3.         Le juge a-t-il commis une erreur en concluant que le contrôle judiciaire ne permettait pas de se prononcer sur les droits issus de traités des appelantes et décider s’il y avait eu atteinte à ces droits?

VI.             ANALYSE

1.                  Le juge a-t-il commis une erreur en concluant que la norme de contrôle qui s’applique à la décision prise par le gouverneur en conseil en application du paragraphe 52(4) de la LCÉE de 2012 est celle de la décision raisonnable?

[25]           Dans l’analyse de la norme de contrôle applicable, la Cour doit « se mettre à la place » du juge et décider s’il a choisi la bonne norme de contrôle et l’a appliquée correctement (Agraira c.
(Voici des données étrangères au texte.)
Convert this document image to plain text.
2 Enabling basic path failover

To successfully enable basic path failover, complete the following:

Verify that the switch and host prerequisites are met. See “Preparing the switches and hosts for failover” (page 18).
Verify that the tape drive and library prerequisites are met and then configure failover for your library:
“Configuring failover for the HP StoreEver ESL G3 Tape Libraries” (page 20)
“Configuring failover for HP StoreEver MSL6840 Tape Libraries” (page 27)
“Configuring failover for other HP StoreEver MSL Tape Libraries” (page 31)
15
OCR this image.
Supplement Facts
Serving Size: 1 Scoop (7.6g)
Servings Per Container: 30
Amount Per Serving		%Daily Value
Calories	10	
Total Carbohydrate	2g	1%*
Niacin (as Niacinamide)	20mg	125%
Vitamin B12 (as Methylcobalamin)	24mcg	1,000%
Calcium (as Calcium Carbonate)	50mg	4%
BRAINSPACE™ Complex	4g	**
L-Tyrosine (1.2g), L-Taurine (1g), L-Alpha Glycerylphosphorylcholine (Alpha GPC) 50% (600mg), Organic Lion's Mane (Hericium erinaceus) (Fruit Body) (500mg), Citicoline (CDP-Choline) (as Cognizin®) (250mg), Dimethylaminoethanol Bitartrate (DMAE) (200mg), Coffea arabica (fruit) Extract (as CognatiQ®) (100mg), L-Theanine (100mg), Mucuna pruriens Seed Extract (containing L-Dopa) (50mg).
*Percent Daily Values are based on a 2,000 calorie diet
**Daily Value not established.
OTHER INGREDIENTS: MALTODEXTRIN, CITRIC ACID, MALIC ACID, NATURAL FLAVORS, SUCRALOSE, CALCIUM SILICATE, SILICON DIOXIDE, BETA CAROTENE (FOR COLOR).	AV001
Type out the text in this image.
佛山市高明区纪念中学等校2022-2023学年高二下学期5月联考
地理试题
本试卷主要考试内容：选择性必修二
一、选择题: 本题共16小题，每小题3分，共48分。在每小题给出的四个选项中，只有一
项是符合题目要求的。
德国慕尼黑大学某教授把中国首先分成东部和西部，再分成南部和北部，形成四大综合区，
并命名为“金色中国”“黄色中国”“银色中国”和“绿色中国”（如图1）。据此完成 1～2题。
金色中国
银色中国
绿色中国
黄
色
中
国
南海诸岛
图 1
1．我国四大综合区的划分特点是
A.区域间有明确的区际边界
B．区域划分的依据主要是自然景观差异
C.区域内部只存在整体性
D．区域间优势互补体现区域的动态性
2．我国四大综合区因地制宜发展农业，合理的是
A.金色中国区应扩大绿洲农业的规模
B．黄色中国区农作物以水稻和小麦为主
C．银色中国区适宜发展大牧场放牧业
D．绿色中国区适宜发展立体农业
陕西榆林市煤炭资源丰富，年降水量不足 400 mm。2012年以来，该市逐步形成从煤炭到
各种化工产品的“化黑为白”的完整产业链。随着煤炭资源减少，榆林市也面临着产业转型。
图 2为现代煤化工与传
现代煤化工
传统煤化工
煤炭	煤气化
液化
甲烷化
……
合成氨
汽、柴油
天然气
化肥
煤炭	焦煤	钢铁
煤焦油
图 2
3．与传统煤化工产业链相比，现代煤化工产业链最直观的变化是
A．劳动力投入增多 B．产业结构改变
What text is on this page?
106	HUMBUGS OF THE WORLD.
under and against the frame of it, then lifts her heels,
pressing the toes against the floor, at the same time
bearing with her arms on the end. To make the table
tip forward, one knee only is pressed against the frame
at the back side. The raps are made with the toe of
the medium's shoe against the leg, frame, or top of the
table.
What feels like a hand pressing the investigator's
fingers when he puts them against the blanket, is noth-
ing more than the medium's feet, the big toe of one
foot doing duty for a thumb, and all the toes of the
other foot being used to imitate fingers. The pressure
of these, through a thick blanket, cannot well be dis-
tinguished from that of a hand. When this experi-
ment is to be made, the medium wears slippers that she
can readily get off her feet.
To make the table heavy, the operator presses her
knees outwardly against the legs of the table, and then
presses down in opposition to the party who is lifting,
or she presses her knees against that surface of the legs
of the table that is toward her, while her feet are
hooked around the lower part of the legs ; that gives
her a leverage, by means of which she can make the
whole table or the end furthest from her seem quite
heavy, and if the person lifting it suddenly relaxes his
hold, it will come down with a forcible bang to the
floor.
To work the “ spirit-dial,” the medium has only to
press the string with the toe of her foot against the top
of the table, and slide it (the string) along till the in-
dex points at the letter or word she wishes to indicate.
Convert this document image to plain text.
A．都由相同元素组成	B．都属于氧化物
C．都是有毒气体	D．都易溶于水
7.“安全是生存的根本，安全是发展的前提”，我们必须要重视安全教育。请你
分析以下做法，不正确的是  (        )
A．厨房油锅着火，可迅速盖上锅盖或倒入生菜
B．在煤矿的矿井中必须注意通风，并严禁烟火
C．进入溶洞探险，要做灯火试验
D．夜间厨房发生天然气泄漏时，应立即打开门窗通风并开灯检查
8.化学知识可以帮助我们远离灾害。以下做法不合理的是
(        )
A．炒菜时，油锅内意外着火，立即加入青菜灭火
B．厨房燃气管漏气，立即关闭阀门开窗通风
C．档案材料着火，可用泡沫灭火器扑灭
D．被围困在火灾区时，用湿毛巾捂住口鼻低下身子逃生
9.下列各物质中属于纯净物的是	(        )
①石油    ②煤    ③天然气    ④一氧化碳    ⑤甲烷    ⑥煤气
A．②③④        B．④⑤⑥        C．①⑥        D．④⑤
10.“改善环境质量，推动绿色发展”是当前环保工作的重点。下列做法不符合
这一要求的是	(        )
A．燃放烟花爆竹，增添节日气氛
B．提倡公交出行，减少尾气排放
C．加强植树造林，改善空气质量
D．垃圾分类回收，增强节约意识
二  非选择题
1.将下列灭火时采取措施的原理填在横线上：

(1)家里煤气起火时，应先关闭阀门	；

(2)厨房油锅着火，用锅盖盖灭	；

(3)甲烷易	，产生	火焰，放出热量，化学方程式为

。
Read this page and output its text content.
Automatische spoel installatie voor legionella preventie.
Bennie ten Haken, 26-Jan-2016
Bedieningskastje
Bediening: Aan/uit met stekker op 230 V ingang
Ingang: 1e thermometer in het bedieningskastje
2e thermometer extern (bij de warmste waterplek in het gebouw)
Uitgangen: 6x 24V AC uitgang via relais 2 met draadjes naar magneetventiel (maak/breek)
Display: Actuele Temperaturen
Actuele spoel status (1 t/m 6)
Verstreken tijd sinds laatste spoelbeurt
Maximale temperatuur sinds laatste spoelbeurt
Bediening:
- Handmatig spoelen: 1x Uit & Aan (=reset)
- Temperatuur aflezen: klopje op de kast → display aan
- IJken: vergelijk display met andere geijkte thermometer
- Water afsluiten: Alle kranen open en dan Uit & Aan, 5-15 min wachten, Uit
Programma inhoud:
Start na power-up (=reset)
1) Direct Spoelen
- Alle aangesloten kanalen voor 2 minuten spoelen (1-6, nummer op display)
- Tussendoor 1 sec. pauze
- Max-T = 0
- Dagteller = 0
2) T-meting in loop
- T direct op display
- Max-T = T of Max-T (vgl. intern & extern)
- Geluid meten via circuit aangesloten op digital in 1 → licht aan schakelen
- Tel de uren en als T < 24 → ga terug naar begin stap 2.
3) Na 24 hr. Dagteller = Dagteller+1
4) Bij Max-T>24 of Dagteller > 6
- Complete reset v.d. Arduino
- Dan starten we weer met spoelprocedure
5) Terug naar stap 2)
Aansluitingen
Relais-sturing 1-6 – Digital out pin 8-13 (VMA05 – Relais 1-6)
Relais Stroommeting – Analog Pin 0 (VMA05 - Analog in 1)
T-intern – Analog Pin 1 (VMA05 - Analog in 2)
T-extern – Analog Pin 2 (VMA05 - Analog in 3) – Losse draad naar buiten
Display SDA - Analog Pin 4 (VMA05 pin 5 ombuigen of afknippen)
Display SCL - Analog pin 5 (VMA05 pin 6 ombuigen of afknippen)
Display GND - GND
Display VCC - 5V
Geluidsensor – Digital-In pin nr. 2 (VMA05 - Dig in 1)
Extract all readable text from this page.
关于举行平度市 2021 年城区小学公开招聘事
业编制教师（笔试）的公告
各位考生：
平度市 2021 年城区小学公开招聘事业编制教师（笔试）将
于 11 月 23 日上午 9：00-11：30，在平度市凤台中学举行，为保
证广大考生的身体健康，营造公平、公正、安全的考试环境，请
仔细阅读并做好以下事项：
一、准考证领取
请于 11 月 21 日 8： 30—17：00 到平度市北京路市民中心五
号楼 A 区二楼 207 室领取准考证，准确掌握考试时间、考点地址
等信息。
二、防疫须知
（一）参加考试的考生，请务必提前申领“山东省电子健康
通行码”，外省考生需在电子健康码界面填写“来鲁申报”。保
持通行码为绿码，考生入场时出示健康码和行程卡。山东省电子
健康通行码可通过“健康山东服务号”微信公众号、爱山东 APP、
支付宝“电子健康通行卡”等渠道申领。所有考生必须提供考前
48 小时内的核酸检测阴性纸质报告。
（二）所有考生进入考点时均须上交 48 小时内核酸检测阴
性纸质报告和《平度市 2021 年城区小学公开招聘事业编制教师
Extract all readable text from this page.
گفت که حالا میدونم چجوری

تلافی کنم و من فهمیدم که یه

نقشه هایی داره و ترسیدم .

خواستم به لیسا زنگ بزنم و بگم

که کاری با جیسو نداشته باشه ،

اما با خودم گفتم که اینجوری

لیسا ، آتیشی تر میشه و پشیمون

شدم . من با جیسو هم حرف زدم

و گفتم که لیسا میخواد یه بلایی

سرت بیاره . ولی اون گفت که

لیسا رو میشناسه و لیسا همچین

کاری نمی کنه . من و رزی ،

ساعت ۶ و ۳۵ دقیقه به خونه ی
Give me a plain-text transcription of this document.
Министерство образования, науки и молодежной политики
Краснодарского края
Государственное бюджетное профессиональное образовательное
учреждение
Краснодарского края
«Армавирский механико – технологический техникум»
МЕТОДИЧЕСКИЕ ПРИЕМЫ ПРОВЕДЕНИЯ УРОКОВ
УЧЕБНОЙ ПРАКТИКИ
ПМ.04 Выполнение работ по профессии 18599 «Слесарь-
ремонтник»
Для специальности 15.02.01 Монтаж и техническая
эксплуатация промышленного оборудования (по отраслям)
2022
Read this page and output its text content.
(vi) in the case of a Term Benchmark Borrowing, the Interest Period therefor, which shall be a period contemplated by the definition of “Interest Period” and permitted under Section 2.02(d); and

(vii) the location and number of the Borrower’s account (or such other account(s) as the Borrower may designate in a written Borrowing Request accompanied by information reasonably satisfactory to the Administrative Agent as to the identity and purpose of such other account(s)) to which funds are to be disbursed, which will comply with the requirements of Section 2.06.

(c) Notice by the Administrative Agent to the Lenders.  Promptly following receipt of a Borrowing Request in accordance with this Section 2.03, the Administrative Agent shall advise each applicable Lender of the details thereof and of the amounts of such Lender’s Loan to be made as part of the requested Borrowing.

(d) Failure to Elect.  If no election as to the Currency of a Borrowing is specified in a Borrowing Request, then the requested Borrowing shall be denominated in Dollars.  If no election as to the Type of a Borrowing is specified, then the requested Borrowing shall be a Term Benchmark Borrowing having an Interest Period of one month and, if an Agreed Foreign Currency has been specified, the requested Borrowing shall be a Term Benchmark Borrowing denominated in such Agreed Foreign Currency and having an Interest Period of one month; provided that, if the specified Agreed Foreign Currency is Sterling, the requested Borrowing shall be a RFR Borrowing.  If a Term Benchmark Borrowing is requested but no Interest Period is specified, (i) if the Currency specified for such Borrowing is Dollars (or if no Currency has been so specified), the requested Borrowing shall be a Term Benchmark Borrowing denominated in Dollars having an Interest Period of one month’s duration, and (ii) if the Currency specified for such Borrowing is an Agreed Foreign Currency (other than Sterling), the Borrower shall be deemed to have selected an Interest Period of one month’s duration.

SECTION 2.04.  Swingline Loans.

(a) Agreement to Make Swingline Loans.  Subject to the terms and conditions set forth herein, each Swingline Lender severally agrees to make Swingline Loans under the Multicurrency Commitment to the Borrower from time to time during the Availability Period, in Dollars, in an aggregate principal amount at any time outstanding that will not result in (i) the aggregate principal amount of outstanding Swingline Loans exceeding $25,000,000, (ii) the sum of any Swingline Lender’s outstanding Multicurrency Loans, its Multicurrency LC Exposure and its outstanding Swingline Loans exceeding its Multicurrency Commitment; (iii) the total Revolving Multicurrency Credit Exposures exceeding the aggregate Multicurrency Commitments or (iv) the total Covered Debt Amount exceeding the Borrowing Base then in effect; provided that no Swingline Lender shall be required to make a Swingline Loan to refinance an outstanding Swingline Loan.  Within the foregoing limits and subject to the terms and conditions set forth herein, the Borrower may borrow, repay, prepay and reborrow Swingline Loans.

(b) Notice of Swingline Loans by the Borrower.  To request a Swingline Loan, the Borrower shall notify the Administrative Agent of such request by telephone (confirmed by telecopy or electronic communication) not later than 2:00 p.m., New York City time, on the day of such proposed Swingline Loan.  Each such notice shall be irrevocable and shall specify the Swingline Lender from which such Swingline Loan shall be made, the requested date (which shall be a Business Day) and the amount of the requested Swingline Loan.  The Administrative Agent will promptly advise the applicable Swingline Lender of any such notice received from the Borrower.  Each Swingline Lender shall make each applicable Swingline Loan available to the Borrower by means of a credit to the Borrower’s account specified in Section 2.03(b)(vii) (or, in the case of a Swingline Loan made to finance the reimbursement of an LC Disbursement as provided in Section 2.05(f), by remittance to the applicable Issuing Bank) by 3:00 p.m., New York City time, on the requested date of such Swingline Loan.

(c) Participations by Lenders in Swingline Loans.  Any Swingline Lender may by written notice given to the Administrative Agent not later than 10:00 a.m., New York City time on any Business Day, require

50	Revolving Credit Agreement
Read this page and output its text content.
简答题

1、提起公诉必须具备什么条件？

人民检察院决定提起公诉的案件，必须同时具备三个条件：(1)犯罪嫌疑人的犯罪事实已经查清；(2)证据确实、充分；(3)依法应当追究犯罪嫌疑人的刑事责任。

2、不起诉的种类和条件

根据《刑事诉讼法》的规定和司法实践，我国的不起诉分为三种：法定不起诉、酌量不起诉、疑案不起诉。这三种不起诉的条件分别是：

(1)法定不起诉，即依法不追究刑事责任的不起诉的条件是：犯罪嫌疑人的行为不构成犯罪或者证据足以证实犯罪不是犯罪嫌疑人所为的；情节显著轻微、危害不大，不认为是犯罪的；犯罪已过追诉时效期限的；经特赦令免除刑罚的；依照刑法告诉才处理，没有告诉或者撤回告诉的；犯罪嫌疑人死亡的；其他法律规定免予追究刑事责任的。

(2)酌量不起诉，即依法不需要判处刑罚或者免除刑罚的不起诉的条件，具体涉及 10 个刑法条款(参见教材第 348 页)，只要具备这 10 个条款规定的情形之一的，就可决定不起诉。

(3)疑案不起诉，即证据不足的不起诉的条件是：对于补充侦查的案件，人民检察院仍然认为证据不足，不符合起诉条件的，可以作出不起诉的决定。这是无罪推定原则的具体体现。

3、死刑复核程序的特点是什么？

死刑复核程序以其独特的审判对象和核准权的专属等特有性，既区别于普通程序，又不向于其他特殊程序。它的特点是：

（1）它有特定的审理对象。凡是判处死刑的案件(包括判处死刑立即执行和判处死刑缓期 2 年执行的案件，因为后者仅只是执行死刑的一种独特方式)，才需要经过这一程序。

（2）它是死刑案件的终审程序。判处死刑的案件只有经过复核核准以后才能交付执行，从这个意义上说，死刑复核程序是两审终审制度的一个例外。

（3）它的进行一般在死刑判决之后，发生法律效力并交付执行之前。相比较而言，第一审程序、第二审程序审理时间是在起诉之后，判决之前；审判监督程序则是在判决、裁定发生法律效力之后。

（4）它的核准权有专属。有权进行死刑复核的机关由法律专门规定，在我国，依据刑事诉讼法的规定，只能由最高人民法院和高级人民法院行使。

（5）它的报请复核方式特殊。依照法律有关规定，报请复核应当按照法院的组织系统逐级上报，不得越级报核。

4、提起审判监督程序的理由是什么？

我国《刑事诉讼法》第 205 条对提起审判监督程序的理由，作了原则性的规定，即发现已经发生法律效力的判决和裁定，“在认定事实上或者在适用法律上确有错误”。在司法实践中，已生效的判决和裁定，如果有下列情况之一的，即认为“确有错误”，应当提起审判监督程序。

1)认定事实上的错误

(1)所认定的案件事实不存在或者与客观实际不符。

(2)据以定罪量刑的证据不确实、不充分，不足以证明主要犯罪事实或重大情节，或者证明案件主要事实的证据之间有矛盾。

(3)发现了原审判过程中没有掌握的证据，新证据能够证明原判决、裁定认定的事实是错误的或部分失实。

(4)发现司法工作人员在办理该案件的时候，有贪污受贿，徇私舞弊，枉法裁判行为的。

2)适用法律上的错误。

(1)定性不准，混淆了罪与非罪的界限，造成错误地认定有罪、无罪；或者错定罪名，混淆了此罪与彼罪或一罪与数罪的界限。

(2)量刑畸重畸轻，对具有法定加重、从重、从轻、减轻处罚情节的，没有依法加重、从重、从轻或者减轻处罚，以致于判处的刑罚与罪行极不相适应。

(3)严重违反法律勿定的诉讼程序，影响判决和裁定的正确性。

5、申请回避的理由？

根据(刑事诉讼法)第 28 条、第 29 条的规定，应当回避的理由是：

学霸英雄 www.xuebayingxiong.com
Canada (Sécurité publique et Protection civile), 2013 CSC 36, [2013] 2 R.C.S. 559).

[26]           À ce stade, la Cour rappelle que la décision faisant l’objet du présent contrôle judiciaire a été prise en application du paragraphe 52(4) de la LCÉE de 2012. La disposition est ainsi rédigée :

52 (4) Saisi d’une question au titre du paragraphe (2), le gouverneur en conseil peut décider :

52 (4) When a matter has been referred to the Governor in Council, the Governor in Council may decide

a) soit que les effets environnementaux négatifs importants sont justifiables dans les circonstances;

(a) that the significant adverse environmental effects that the designated project is likely to cause are justified in the circumstances; or

b) soit que ceux-ci ne sont pas justifiables dans les circonstances.

(b) that the significant adverse environmental effects that the designated project is likely to cause are not justified in the circumstances.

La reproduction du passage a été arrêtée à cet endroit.